Zo worden in dit ontwerp de in artikel 2, § 1, 13° /1, WIB 92 beoogde instellingen, entiteiten en vennootschappen geviseerd, waarvan de rechten door één persoon, of meerdere met elkaar verbonden personen, worden aangehouden, in voorkomend geval per afzonderlijk compartiment beschouwd.

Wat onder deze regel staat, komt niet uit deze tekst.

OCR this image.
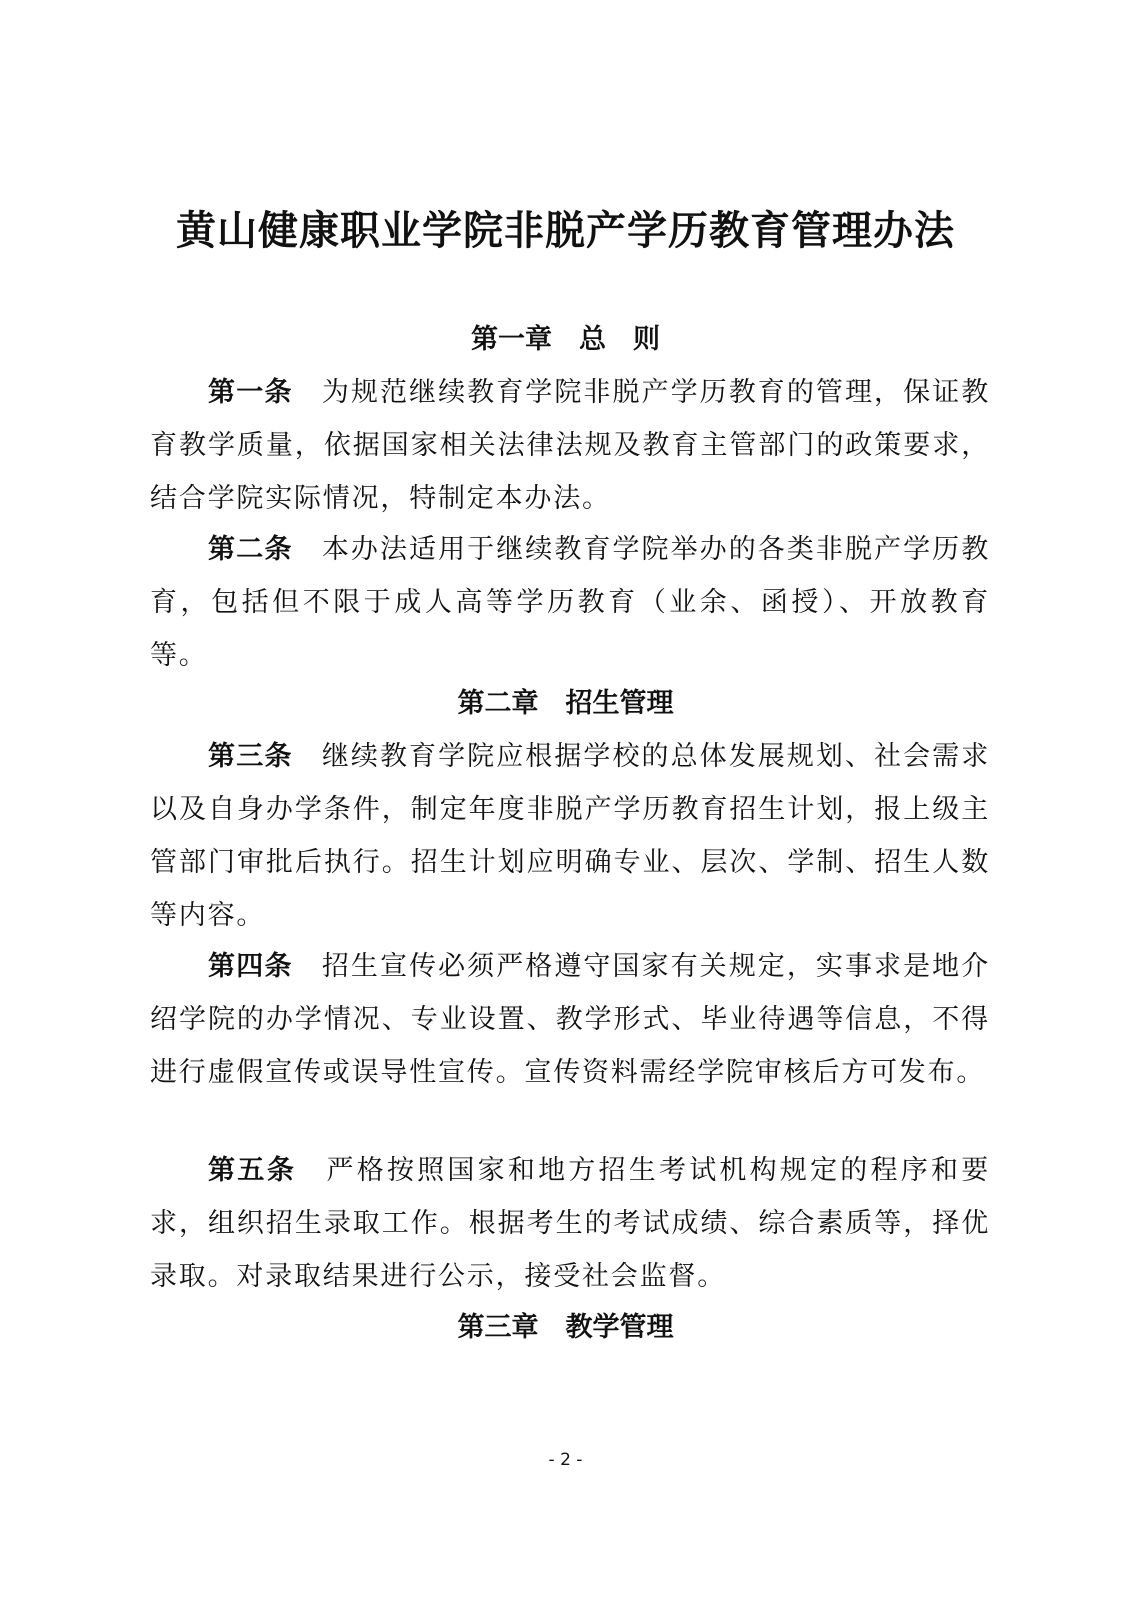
黄山健康职业学院非脱产学历教育管理办法
第一章　总　则
第一条　 为规范继续教育学院非脱产学历教育的管理，保证教育教学质量，依据国家相关法律法规及教育主管部门的政策要求，结合学院实际情况，特制定本办法。
第二条　 本办法适用于继续教育学院举办的各类非脱产学历教育，包括但不限于成人高等学历教育（业余、函授）、开放教育等。
第二章　招生管理
第三条　 继续教育学院应根据学校的总体发展规划、社会需求以及自身办学条件，制定年度非脱产学历教育招生计划，报上级主管部门审批后执行。招生计划应明确专业、层次、学制、招生人数等内容。
第四条　 招生宣传必须严格遵守国家有关规定，实事求是地介绍学院的办学情况、专业设置、教学形式、毕业待遇等信息，不得进行虚假宣传或误导性宣传。宣传资料需经学院审核后方可发布。
第五条　 严格按照国家和地方招生考试机构规定的程序和要求，组织招生录取工作。根据考生的考试成绩、综合素质等，择优录取。对录取结果进行公示，接受社会监督。
第三章　教学管理
- 2 -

De in het vorige lid vermelde personen worden geacht verbonden te zijn met andere personen indien ofwel:

- één of meerdere natuurlijke of rechtspersonenover een andere rechtspersoon controle uitoefenen als bedoeld in artikel 5 van het Wetboek van vennootschappen;

- deze personen bloed- of aanverwanten tot in de vierde graad zijn;

- deze personen met elkaar gehuwd zijn, wettelijk samenwonen, of hun woonplaats of de zetel van hun fortuin op hetzelfde adres hebben gevestigd.

Vervolgens worden ook de vennootschappen geviseerd, die naar Belgisch fiscaal recht niet transparant worden behandeld, maar die krachtens het fiscale recht van de lidstaat van de Europese Economische Ruimte waar deze vennootschappen zijn gevestigd wel fiscaal transparant worden behandeld. De Société en Commandite Simple naar Luxemburgs recht is een voorbeeld van een dergelijke vennootschap.

Het gebrek aan geharmoniseerde regels binnen de Europese Economische Ruimte leidt er toe dat sommige belastingplichtigen die gebruik maken van deze hybride vennootschappen, aan de toepassing van de inkomstenbelasting kunnen ontsnappen.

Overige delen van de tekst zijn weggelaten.